ECLI:NL:RBROT:2007:BB7689
Rechtbank Rotterdam
- Eerste aanleg - meervoudig
- M.F.L.M. van der Grinten
- M.J.A.M. Ahsmann
- D.C.J. Peeck
- Rechtspraak.nl
Verzoek tot wraking van de rechter in een strafzaak niet-ontvankelijk verklaard
In deze zaak heeft de Rechtbank Rotterdam op 18 juni 2007 uitspraak gedaan over een verzoek tot wraking van een rechter, ingediend door de verzoeker op 5 juni 2007. De wrakingskamer heeft vastgesteld dat de rechter op 4 juni 2007 al een uitspraak had gedaan, waarin hij zich onbevoegd verklaarde om kennis te nemen van het klaagschrift van de verzoeker.

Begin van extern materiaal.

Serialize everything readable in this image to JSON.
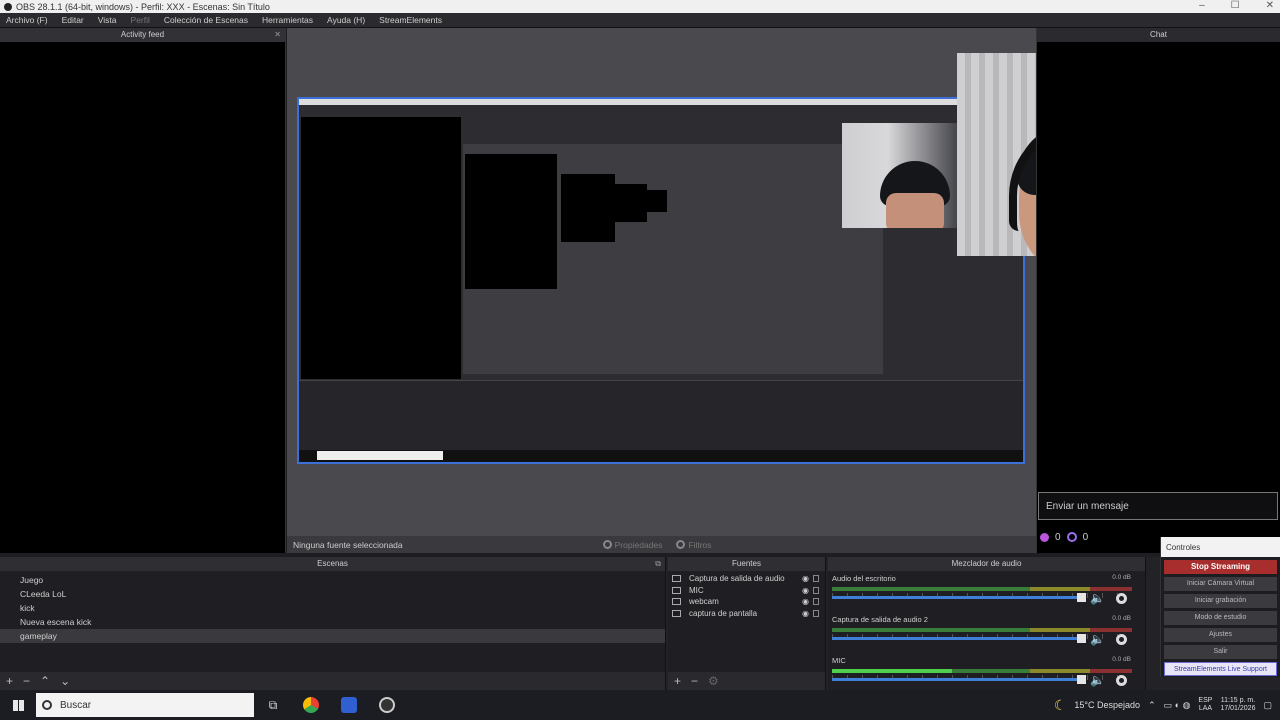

Dit betekende dat de behandeling van de zaak door de rechter was beëindigd. Het verzoek tot wraking, dat pas op 5 juni 2007 werd ingediend, werd daarom als tardief beschouwd en kon niet worden gehonoreerd. De rechtbank verklaarde het verzoek tot wraking niet-ontvankelijk, wat betekent dat de rechtbank niet verder inging op de inhoud van het verzoek. De beslissing werd genomen door de meervoudige kamer voor wrakingszaken, bestaande uit de voorzitter en twee andere rechters. De uitspraak benadrukt het belang van tijdigheid bij het indienen van een wrakingsverzoek, dat moet gebeuren voordat de behandeling van de zaak is afgesloten. De beslissing werd openbaar uitgesproken in aanwezigheid van de griffier.